In the time required for a regular hard disk drive computer to boot, it is possible for an SSD to boot and have fully loaded a multitude of programs and files that you regularly use, as the nearly two and a half minutes for the HDD clearly illustrates. For the test platform base level boot time is typically a rather sedate 55 seconds. Loading several Microsoft Office documents in addition to Photoshop only adds an average of 12-15 seconds, in contrast to the mechanical drive which sees its load time more than double by comparison.

Then we have a drive such as the Revo, which one-ups the average SSD and manages to complete the Light load scenario in less than one minute. The average computer user is lucky to have a responsive desktop by one minute, let alone all of their regular programs already loaded and running!

Moving on to the Medium workload scenario the Revo has no trouble shaving a bit over 40 seconds from the best times, which is more impressive considering the test platform is contributing to the bottleneck here. Just as with the Iometer results, it is apparent the Revo’s dual-controller advantage makes it the best choice for intensive I/O workloads.

To add a little perspective, in a little over four minutes the RevoDrive is able to almost halve the time required by the X25-M G1 SSD, partly due to the X25-M G1’s 80MB/s write limitation and lack of TRIM support , yet the competition fairs even worse. The discontinued 40GB V series drive only has half of the normal 10 flash channels and this, as well as the small drive capacity, limit it to a time more than double that (9:11) of the V+ series 128GB SSD. For those like me that are too lazy to do the math, the outclassed mechanical hard disk drive completes the identical scenario in not quite 14 minutes. That’s nearly 10 minutes of time saved just by upgrading to a good quality SSD right there.

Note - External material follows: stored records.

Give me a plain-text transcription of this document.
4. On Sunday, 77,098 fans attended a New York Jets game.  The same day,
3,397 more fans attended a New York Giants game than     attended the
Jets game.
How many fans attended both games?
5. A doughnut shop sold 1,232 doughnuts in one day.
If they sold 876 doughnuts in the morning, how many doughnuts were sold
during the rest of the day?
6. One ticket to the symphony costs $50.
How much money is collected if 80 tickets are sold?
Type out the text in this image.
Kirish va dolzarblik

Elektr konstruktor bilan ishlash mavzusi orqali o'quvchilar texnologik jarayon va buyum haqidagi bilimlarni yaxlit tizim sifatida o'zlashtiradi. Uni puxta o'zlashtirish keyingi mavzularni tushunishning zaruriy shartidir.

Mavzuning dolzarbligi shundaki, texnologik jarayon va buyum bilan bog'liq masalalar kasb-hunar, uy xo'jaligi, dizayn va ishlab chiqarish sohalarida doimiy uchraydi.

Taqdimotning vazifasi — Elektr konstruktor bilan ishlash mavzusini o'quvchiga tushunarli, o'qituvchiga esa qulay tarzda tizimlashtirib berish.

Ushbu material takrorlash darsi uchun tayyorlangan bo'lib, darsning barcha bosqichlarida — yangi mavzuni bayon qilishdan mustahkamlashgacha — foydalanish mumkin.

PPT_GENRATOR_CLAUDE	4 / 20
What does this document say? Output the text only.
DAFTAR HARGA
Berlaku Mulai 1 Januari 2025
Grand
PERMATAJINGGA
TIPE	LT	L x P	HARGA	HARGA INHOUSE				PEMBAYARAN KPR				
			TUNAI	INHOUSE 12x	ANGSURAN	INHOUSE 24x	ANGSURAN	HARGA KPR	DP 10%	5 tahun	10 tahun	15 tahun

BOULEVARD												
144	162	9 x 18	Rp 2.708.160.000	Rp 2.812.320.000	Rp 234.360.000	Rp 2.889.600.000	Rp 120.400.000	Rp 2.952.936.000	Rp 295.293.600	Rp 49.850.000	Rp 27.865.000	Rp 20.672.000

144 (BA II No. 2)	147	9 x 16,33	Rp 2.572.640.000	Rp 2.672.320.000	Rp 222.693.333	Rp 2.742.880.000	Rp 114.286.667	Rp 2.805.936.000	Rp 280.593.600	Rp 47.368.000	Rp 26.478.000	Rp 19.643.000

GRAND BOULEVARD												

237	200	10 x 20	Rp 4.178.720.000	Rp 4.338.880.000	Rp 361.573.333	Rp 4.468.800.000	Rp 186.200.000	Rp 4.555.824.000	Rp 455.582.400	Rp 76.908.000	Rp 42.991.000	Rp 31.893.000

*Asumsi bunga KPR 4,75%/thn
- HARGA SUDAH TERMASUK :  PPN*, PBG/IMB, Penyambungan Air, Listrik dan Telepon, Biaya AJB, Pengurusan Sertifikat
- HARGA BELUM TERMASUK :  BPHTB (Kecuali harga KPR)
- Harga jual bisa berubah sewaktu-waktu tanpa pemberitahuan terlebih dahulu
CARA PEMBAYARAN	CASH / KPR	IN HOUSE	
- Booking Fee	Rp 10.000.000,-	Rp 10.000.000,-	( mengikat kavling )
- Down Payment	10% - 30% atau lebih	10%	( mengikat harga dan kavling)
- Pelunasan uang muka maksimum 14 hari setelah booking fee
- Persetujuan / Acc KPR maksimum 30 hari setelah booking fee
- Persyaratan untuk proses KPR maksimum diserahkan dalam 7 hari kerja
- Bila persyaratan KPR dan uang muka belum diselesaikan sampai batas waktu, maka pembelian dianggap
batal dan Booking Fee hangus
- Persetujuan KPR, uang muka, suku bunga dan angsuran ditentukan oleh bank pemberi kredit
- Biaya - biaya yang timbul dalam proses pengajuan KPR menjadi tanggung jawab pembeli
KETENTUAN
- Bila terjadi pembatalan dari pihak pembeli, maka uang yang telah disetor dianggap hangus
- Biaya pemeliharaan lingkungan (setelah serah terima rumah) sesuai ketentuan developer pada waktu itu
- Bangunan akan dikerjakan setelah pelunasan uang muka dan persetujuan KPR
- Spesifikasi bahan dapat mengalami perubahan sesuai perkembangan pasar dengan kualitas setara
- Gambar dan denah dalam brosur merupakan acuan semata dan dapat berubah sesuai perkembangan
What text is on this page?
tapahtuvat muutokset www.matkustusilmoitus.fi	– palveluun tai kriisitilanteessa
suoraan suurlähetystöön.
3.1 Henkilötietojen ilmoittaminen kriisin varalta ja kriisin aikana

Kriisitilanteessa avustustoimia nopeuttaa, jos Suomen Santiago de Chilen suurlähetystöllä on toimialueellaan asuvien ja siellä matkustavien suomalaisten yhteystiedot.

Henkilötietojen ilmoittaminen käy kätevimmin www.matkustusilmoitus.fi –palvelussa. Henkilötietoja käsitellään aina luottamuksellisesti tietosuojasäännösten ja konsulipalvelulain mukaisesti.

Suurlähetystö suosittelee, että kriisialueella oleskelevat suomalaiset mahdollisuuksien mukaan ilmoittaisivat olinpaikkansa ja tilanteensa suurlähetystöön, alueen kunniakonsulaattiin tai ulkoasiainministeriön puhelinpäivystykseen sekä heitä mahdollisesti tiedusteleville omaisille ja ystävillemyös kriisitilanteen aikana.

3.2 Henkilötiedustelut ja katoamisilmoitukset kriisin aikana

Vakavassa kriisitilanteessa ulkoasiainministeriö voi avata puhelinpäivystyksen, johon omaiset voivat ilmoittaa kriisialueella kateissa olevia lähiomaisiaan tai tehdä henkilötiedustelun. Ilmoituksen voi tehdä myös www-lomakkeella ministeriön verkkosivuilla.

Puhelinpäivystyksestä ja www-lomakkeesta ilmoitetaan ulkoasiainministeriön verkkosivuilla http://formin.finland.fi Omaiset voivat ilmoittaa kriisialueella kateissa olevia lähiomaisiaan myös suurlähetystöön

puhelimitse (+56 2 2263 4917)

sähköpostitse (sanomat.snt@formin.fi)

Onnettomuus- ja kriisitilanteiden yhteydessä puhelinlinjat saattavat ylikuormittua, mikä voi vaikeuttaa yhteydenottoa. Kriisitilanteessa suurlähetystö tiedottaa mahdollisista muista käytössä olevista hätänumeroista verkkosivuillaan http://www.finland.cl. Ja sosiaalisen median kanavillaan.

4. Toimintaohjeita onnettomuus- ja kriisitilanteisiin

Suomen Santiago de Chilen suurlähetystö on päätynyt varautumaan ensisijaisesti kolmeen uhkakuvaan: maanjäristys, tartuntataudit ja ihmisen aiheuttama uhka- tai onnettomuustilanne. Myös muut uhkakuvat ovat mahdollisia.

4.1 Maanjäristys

As mentioned above the heavy test uses the exact same scenario as the medium test, but includes a concurrent anti-virus scan of a static test folder. Predictable or not, in a five minutes and thirty-two seconds the OCZ RevoDrive sets a new record here as well, knocking 99 seconds off the previous best result. Five and a half minutes is far more palatable than the platter-based drive time which on average required an eye-watering 23 minutes and 42 seconds to complete the same workload.

One thing not shown by our graphs that we like to address is both result consistency and system responsiveness. With the medium scenario the Revo performed all five runs with results that were consistent, although due to the inability for TRIM to pass through the RAID array results did vary a bit more than seen by either the Vertex, Vertex 2, or Nova drives which all support TRIM. As one might expect the Revo never suffered a loss in system responsiveness. Weaker controllers such as the “V” drive’s JMicron controller by comparison had some results differing by as much as several minutes between ones in addition to the system becoming unresponsive, which was clear evidence the controller was becoming overwhelmed from the workload.

Primarily what to take away from these results are which SSD controllers are best suited for high drive I/O workloads. Even with the most brutal of scenarios where several gigabytes of data are simultaneously accessed and written to the drive, SSDs have little to no trouble juggling the loads while maintaining a responsive system. The 120GB OCZ RevoDrive has no trouble stomping over all other single-controller drives in our graphs, and even after reaching a thoroughly “dirty” state results still easily outpaced the competition.